On Black Friday, Page 2 suggests not leaving the house. This might come as a shock, but we suggest not going out on the busiest shopping day of the year. Instead, avoid the mobs of Christmas-crazed moms rampaging through shopping malls like drunk English soccer fans after a bad loss. Stay home, shop online and watch ESPN. You'll be so glad you did. Online or off, though, while spending your last dime on gifts for family, friends, pets, co-workers and the mailman, don't forget all the sports stars in your life. Page 2 knows what everyone has on their holiday wishlist.

First, the folks who are easy to buy for. Like Jimmy Clausen, who needs boxing lessons. Or Jimmie Johnson, who needs a bigger trophy case. Bears' wideout Devin Hester clearly could use a new belt. Boise State just wants Okalahoma to beat Okalahoma State, which doesn't seem like so much to ask. Lions' rookie Matthew Stafford could use a sling. Not for the shoulder he hurt against the Browns, but for the colossal cojones it took to pull off that win.

LeBron James has been hinting around for a new wheelbarrow. With Shaq coming back from injury, and another 300 pounds of deadweight to carry, James is going to need it. Tarheel coach Roy Williams has just one holiday wish -- anyone who can shoot from outside.

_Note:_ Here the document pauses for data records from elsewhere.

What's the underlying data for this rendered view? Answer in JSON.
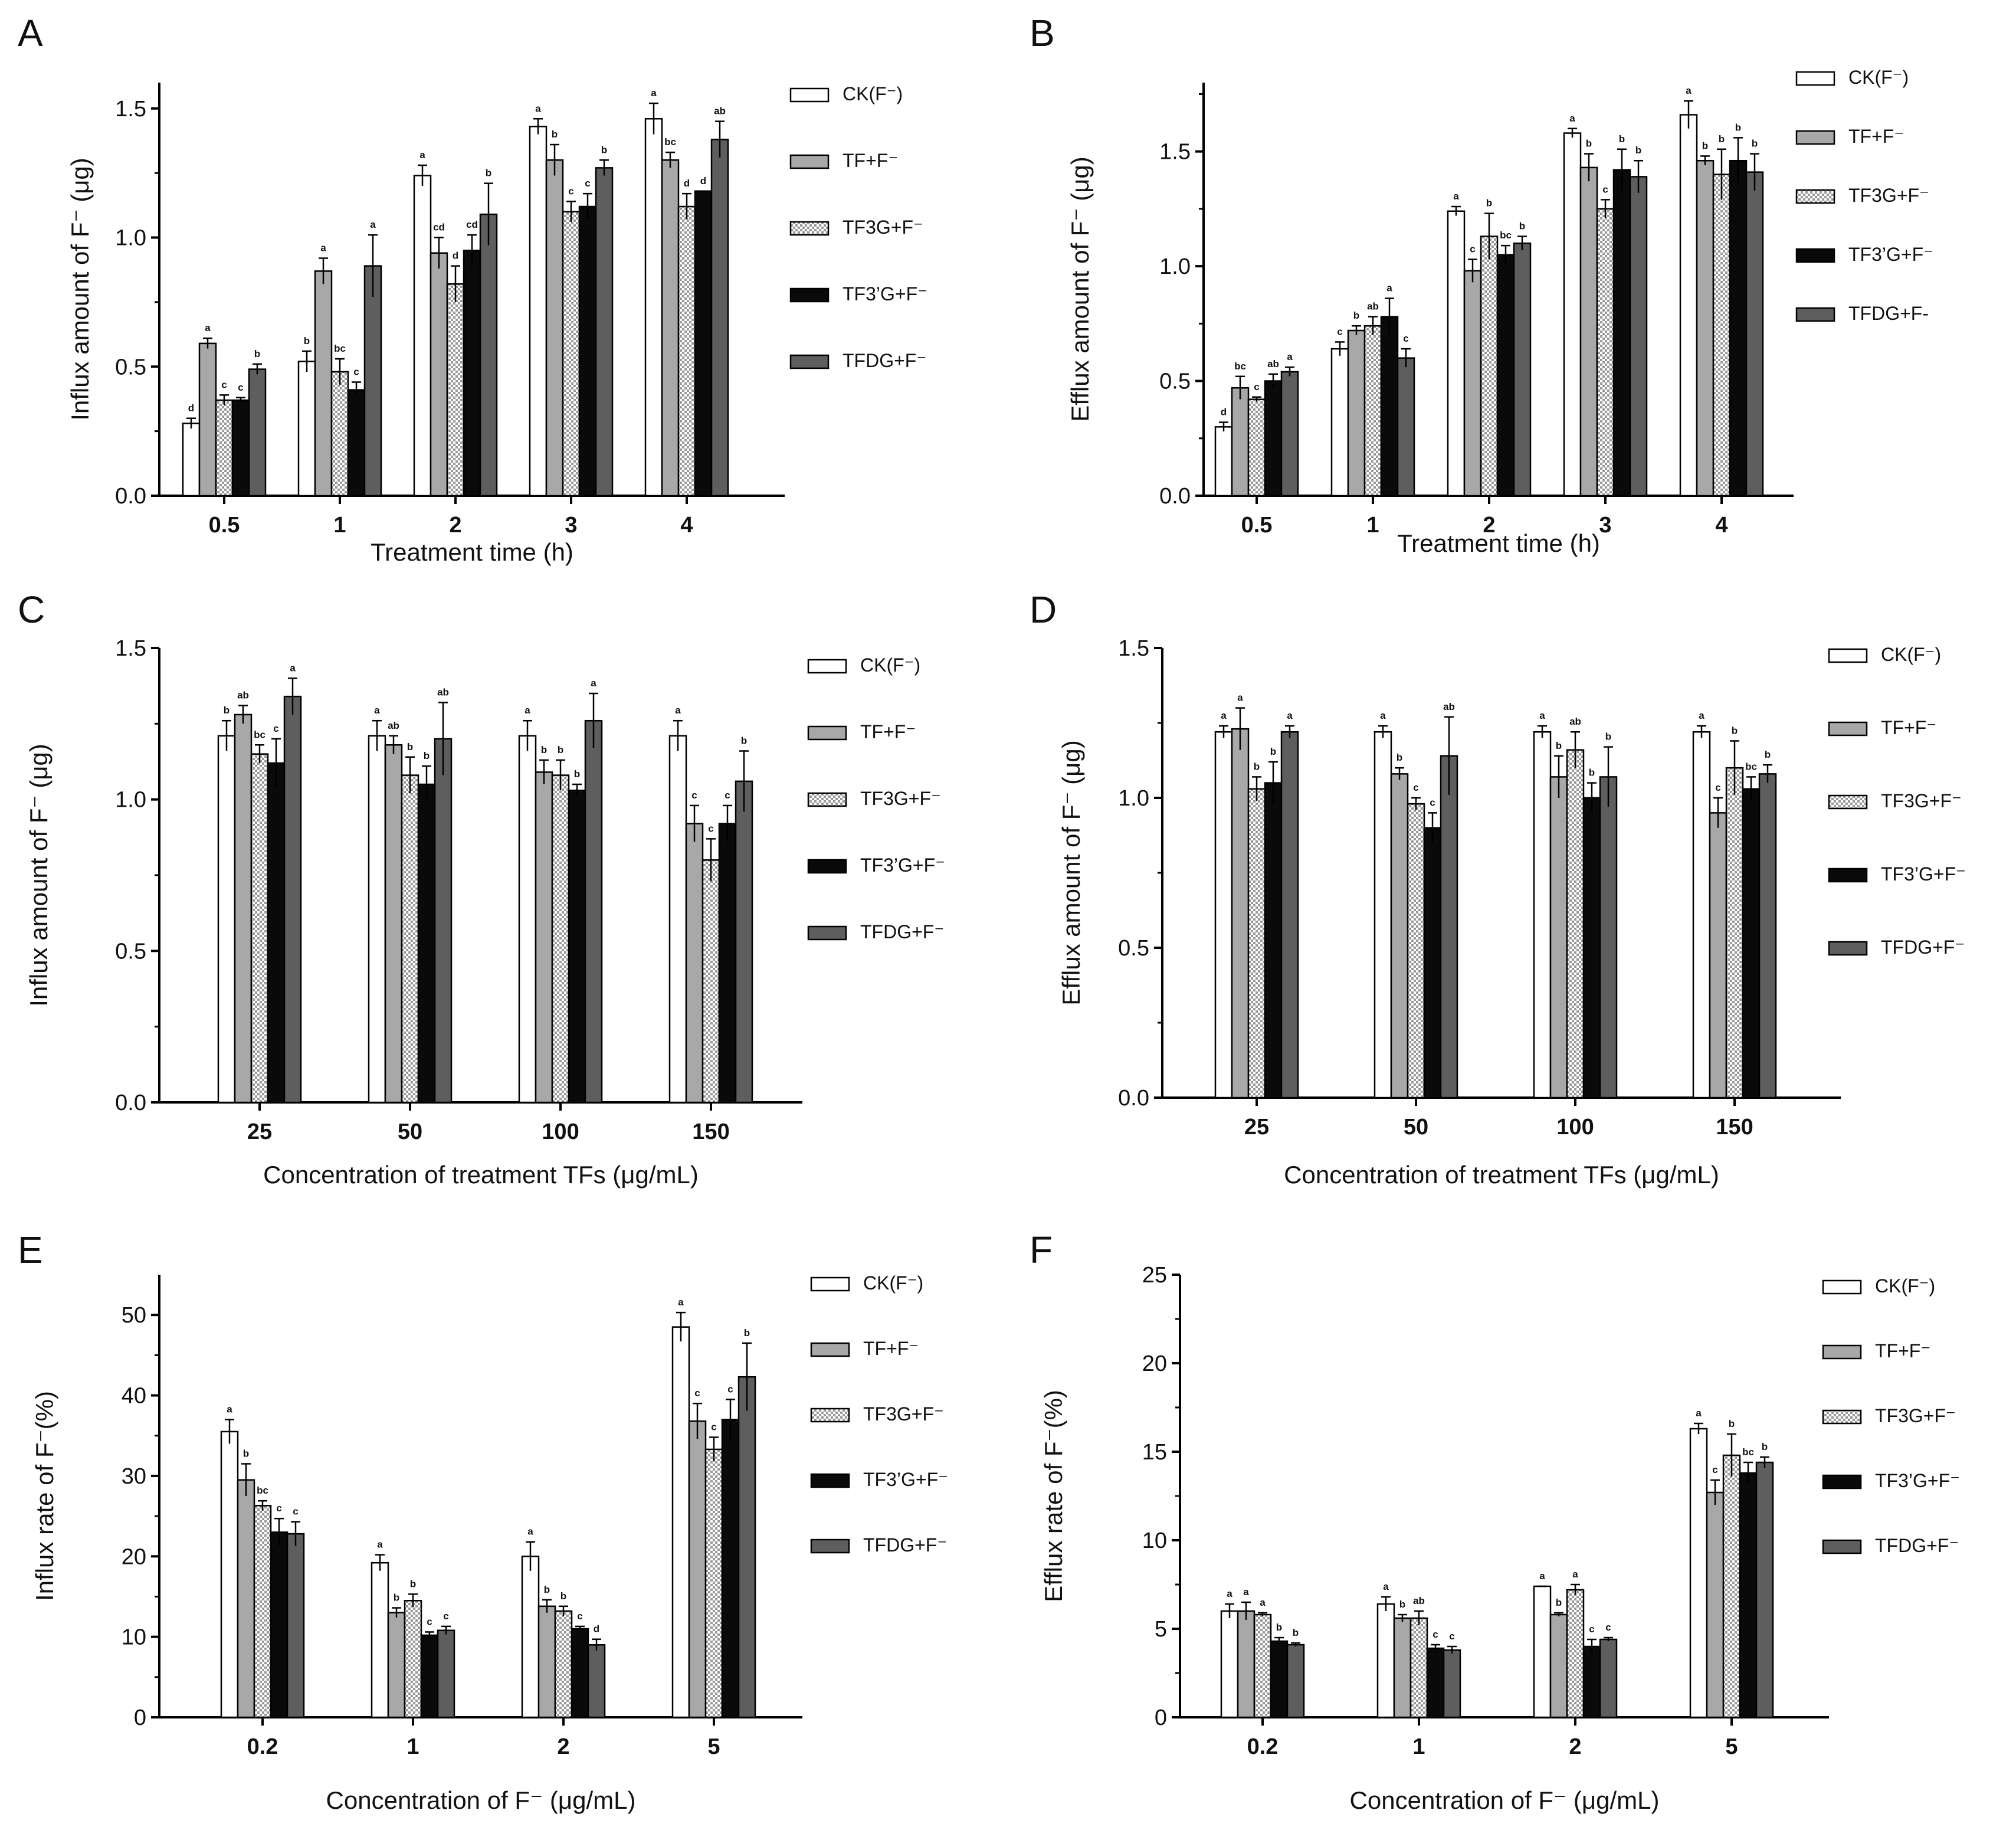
{
  "figure": {
    "colors": {
      "ck": "#ffffff",
      "tf": "#a8a8a8",
      "tf3g": "#dcdcdc",
      "tf3pg": "#0a0a0a",
      "tfdg": "#5e5e5e",
      "axis": "#000000"
    }
  },
  "chart_data": [
    {
      "panel": "A",
      "type": "bar",
      "ylabel": "Influx amount of F⁻ (μg)",
      "xlabel": "Treatment time (h)",
      "categories": [
        "0.5",
        "1",
        "2",
        "3",
        "4"
      ],
      "ylim": [
        0,
        1.6
      ],
      "yticks": [
        0,
        0.5,
        1,
        1.5
      ],
      "ytick_labels": [
        "0.0",
        "0.5",
        "1.0",
        "1.5"
      ],
      "series": [
        {
          "name": "CK(F⁻)",
          "key": "ck",
          "values": [
            0.28,
            0.52,
            1.24,
            1.43,
            1.46
          ],
          "errors": [
            0.02,
            0.04,
            0.04,
            0.03,
            0.06
          ],
          "sig": [
            "d",
            "b",
            "a",
            "a",
            "a"
          ]
        },
        {
          "name": "TF+F⁻",
          "key": "tf",
          "values": [
            0.59,
            0.87,
            0.94,
            1.3,
            1.3
          ],
          "errors": [
            0.02,
            0.05,
            0.06,
            0.06,
            0.03
          ],
          "sig": [
            "a",
            "a",
            "cd",
            "b",
            "bc"
          ]
        },
        {
          "name": "TF3G+F⁻",
          "key": "tf3g",
          "values": [
            0.37,
            0.48,
            0.82,
            1.1,
            1.12
          ],
          "errors": [
            0.02,
            0.05,
            0.07,
            0.04,
            0.05
          ],
          "sig": [
            "c",
            "bc",
            "d",
            "c",
            "d"
          ]
        },
        {
          "name": "TF3’G+F⁻",
          "key": "tf3pg",
          "values": [
            0.37,
            0.41,
            0.95,
            1.12,
            1.18
          ],
          "errors": [
            0.01,
            0.03,
            0.06,
            0.05,
            0.0
          ],
          "sig": [
            "c",
            "c",
            "cd",
            "c",
            "d"
          ]
        },
        {
          "name": "TFDG+F⁻",
          "key": "tfdg",
          "values": [
            0.49,
            0.89,
            1.09,
            1.27,
            1.38
          ],
          "errors": [
            0.02,
            0.12,
            0.12,
            0.03,
            0.07
          ],
          "sig": [
            "b",
            "a",
            "b",
            "b",
            "ab"
          ]
        }
      ]
    },
    {
      "panel": "B",
      "type": "bar",
      "ylabel": "Efflux amount of F⁻ (μg)",
      "xlabel": "Treatment time (h)",
      "categories": [
        "0.5",
        "1",
        "2",
        "3",
        "4"
      ],
      "ylim": [
        0,
        1.8
      ],
      "yticks": [
        0,
        0.5,
        1,
        1.5
      ],
      "ytick_labels": [
        "0.0",
        "0.5",
        "1.0",
        "1.5"
      ],
      "series": [
        {
          "name": "CK(F⁻)",
          "key": "ck",
          "values": [
            0.3,
            0.64,
            1.24,
            1.58,
            1.66
          ],
          "errors": [
            0.02,
            0.03,
            0.02,
            0.02,
            0.06
          ],
          "sig": [
            "d",
            "c",
            "a",
            "a",
            "a"
          ]
        },
        {
          "name": "TF+F⁻",
          "key": "tf",
          "values": [
            0.47,
            0.72,
            0.98,
            1.43,
            1.46
          ],
          "errors": [
            0.05,
            0.02,
            0.05,
            0.06,
            0.02
          ],
          "sig": [
            "bc",
            "b",
            "c",
            "b",
            "b"
          ]
        },
        {
          "name": "TF3G+F⁻",
          "key": "tf3g",
          "values": [
            0.42,
            0.74,
            1.13,
            1.25,
            1.4
          ],
          "errors": [
            0.01,
            0.04,
            0.1,
            0.04,
            0.11
          ],
          "sig": [
            "c",
            "ab",
            "b",
            "c",
            "b"
          ]
        },
        {
          "name": "TF3’G+F⁻",
          "key": "tf3pg",
          "values": [
            0.5,
            0.78,
            1.05,
            1.42,
            1.46
          ],
          "errors": [
            0.03,
            0.08,
            0.04,
            0.09,
            0.1
          ],
          "sig": [
            "ab",
            "a",
            "bc",
            "b",
            "b"
          ]
        },
        {
          "name": "TFDG+F-",
          "key": "tfdg",
          "values": [
            0.54,
            0.6,
            1.1,
            1.39,
            1.41
          ],
          "errors": [
            0.02,
            0.04,
            0.03,
            0.07,
            0.08
          ],
          "sig": [
            "a",
            "c",
            "b",
            "b",
            "b"
          ]
        }
      ]
    },
    {
      "panel": "C",
      "type": "bar",
      "ylabel": "Influx amount of F⁻ (μg)",
      "xlabel": "Concentration of treatment TFs (μg/mL)",
      "categories": [
        "25",
        "50",
        "100",
        "150"
      ],
      "ylim": [
        0,
        1.5
      ],
      "yticks": [
        0,
        0.5,
        1,
        1.5
      ],
      "ytick_labels": [
        "0.0",
        "0.5",
        "1.0",
        "1.5"
      ],
      "series": [
        {
          "name": "CK(F⁻)",
          "key": "ck",
          "values": [
            1.21,
            1.21,
            1.21,
            1.21
          ],
          "errors": [
            0.05,
            0.05,
            0.05,
            0.05
          ],
          "sig": [
            "b",
            "a",
            "a",
            "a"
          ]
        },
        {
          "name": "TF+F⁻",
          "key": "tf",
          "values": [
            1.28,
            1.18,
            1.09,
            0.92
          ],
          "errors": [
            0.03,
            0.03,
            0.04,
            0.06
          ],
          "sig": [
            "ab",
            "ab",
            "b",
            "c"
          ]
        },
        {
          "name": "TF3G+F⁻",
          "key": "tf3g",
          "values": [
            1.15,
            1.08,
            1.08,
            0.8
          ],
          "errors": [
            0.03,
            0.06,
            0.05,
            0.07
          ],
          "sig": [
            "bc",
            "b",
            "b",
            "c"
          ]
        },
        {
          "name": "TF3’G+F⁻",
          "key": "tf3pg",
          "values": [
            1.12,
            1.05,
            1.03,
            0.92
          ],
          "errors": [
            0.08,
            0.06,
            0.02,
            0.06
          ],
          "sig": [
            "c",
            "b",
            "b",
            "c"
          ]
        },
        {
          "name": "TFDG+F⁻",
          "key": "tfdg",
          "values": [
            1.34,
            1.2,
            1.26,
            1.06
          ],
          "errors": [
            0.06,
            0.12,
            0.09,
            0.1
          ],
          "sig": [
            "a",
            "ab",
            "a",
            "b"
          ]
        }
      ]
    },
    {
      "panel": "D",
      "type": "bar",
      "ylabel": "Efflux amount of F⁻ (μg)",
      "xlabel": "Concentration of treatment TFs (μg/mL)",
      "categories": [
        "25",
        "50",
        "100",
        "150"
      ],
      "ylim": [
        0,
        1.5
      ],
      "yticks": [
        0,
        0.5,
        1,
        1.5
      ],
      "ytick_labels": [
        "0.0",
        "0.5",
        "1.0",
        "1.5"
      ],
      "series": [
        {
          "name": "CK(F⁻)",
          "key": "ck",
          "values": [
            1.22,
            1.22,
            1.22,
            1.22
          ],
          "errors": [
            0.02,
            0.02,
            0.02,
            0.02
          ],
          "sig": [
            "a",
            "a",
            "a",
            "a"
          ]
        },
        {
          "name": "TF+F⁻",
          "key": "tf",
          "values": [
            1.23,
            1.08,
            1.07,
            0.95
          ],
          "errors": [
            0.07,
            0.02,
            0.07,
            0.05
          ],
          "sig": [
            "a",
            "b",
            "b",
            "c"
          ]
        },
        {
          "name": "TF3G+F⁻",
          "key": "tf3g",
          "values": [
            1.03,
            0.98,
            1.16,
            1.1
          ],
          "errors": [
            0.04,
            0.02,
            0.06,
            0.09
          ],
          "sig": [
            "b",
            "c",
            "ab",
            "b"
          ]
        },
        {
          "name": "TF3’G+F⁻",
          "key": "tf3pg",
          "values": [
            1.05,
            0.9,
            1.0,
            1.03
          ],
          "errors": [
            0.07,
            0.05,
            0.05,
            0.04
          ],
          "sig": [
            "b",
            "c",
            "b",
            "bc"
          ]
        },
        {
          "name": "TFDG+F⁻",
          "key": "tfdg",
          "values": [
            1.22,
            1.14,
            1.07,
            1.08
          ],
          "errors": [
            0.02,
            0.13,
            0.1,
            0.03
          ],
          "sig": [
            "a",
            "ab",
            "b",
            "b"
          ]
        }
      ]
    },
    {
      "panel": "E",
      "type": "bar",
      "ylabel": "Influx rate of F⁻(%)",
      "xlabel": "Concentration of F⁻ (μg/mL)",
      "categories": [
        "0.2",
        "1",
        "2",
        "5"
      ],
      "ylim": [
        0,
        55
      ],
      "yticks": [
        0,
        10,
        20,
        30,
        40,
        50
      ],
      "ytick_labels": [
        "0",
        "10",
        "20",
        "30",
        "40",
        "50"
      ],
      "series": [
        {
          "name": "CK(F⁻)",
          "key": "ck",
          "values": [
            35.5,
            19.2,
            20.0,
            48.5
          ],
          "errors": [
            1.5,
            1.0,
            1.8,
            1.8
          ],
          "sig": [
            "a",
            "a",
            "a",
            "a"
          ]
        },
        {
          "name": "TF+F⁻",
          "key": "tf",
          "values": [
            29.5,
            13.0,
            13.8,
            36.8
          ],
          "errors": [
            2.0,
            0.6,
            0.8,
            2.2
          ],
          "sig": [
            "b",
            "b",
            "b",
            "c"
          ]
        },
        {
          "name": "TF3G+F⁻",
          "key": "tf3g",
          "values": [
            26.3,
            14.5,
            13.2,
            33.3
          ],
          "errors": [
            0.6,
            0.8,
            0.6,
            1.5
          ],
          "sig": [
            "bc",
            "b",
            "b",
            "c"
          ]
        },
        {
          "name": "TF3’G+F⁻",
          "key": "tf3pg",
          "values": [
            23.0,
            10.2,
            11.0,
            37.0
          ],
          "errors": [
            1.7,
            0.4,
            0.3,
            2.5
          ],
          "sig": [
            "c",
            "c",
            "c",
            "c"
          ]
        },
        {
          "name": "TFDG+F⁻",
          "key": "tfdg",
          "values": [
            22.8,
            10.8,
            9.0,
            42.3
          ],
          "errors": [
            1.5,
            0.5,
            0.7,
            4.2
          ],
          "sig": [
            "c",
            "c",
            "d",
            "b"
          ]
        }
      ]
    },
    {
      "panel": "F",
      "type": "bar",
      "ylabel": "Efflux rate of F⁻(%)",
      "xlabel": "Concentration of F⁻ (μg/mL)",
      "categories": [
        "0.2",
        "1",
        "2",
        "5"
      ],
      "ylim": [
        0,
        25
      ],
      "yticks": [
        0,
        5,
        10,
        15,
        20,
        25
      ],
      "ytick_labels": [
        "0",
        "5",
        "10",
        "15",
        "20",
        "25"
      ],
      "series": [
        {
          "name": "CK(F⁻)",
          "key": "ck",
          "values": [
            6.0,
            6.4,
            7.4,
            16.3
          ],
          "errors": [
            0.4,
            0.4,
            0.0,
            0.3
          ],
          "sig": [
            "a",
            "a",
            "a",
            "a"
          ]
        },
        {
          "name": "TF+F⁻",
          "key": "tf",
          "values": [
            6.0,
            5.6,
            5.8,
            12.7
          ],
          "errors": [
            0.5,
            0.2,
            0.1,
            0.7
          ],
          "sig": [
            "a",
            "b",
            "b",
            "c"
          ]
        },
        {
          "name": "TF3G+F⁻",
          "key": "tf3g",
          "values": [
            5.8,
            5.6,
            7.2,
            14.8
          ],
          "errors": [
            0.1,
            0.4,
            0.3,
            1.2
          ],
          "sig": [
            "a",
            "ab",
            "a",
            "b"
          ]
        },
        {
          "name": "TF3’G+F⁻",
          "key": "tf3pg",
          "values": [
            4.3,
            3.9,
            4.0,
            13.8
          ],
          "errors": [
            0.2,
            0.2,
            0.4,
            0.6
          ],
          "sig": [
            "b",
            "c",
            "c",
            "bc"
          ]
        },
        {
          "name": "TFDG+F⁻",
          "key": "tfdg",
          "values": [
            4.1,
            3.8,
            4.4,
            14.4
          ],
          "errors": [
            0.1,
            0.2,
            0.1,
            0.3
          ],
          "sig": [
            "b",
            "c",
            "c",
            "b"
          ]
        }
      ]
    }
  ]
}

Theo Epstein is very easy to shop for. He wants Roy Halladay. The New York Mets are even easier. They could use a catcher, middle-reliever, leftfielder with power (ala' Matt Holliday or Jason Bay) and new second-baseman if Luis Castillo gets traded. The New York Yankees, of course, don't really "need" anything. But they still have the same wishlist that they always do -- every other team's best players.

Then, the gift-giving gets a little trickier. With Ben Roethlisberger concussed and Charlie Batch out for six weeks, what can you get the Steelers' fan in your life -- a Dennis Dixon jersey? The Buffalo Bills want a head coach, but Bill Cowher, Mike Holmgren, Jon Gruden and (probably) Mike Shanahan won't fit. Allen Iverson wants a phone call from a contender --- and a body that can still backup his ego.

Jeff Fisher is asking Santa for a time-machine so he can start Vince Young three weeks ago. Tim Tebow, Toby Gerhart, Colt McCoy, Mark Ingram and C.J. Spiller all want a Heisman, but Santa only has one in his bag. Texas A&M coach Mike Sherman, like Ralphie and his Air Rifle, wants an upset over Texas to save his job. He promises not to put an eye out.

Jerry Jones is asking for a hard-to-find gift. He wants the a welterweight bout between Manny Pacquiao and Floyd Mayweather held Cowboys Stadium -- with Dave Campo and Terence Newman as an undercard. Oh, and the Cowboys could use an offense.

Finally, the poor New Jersey Nets just want one, measly NBA win. One. We only hope some team out there takes pity and gives them a gift.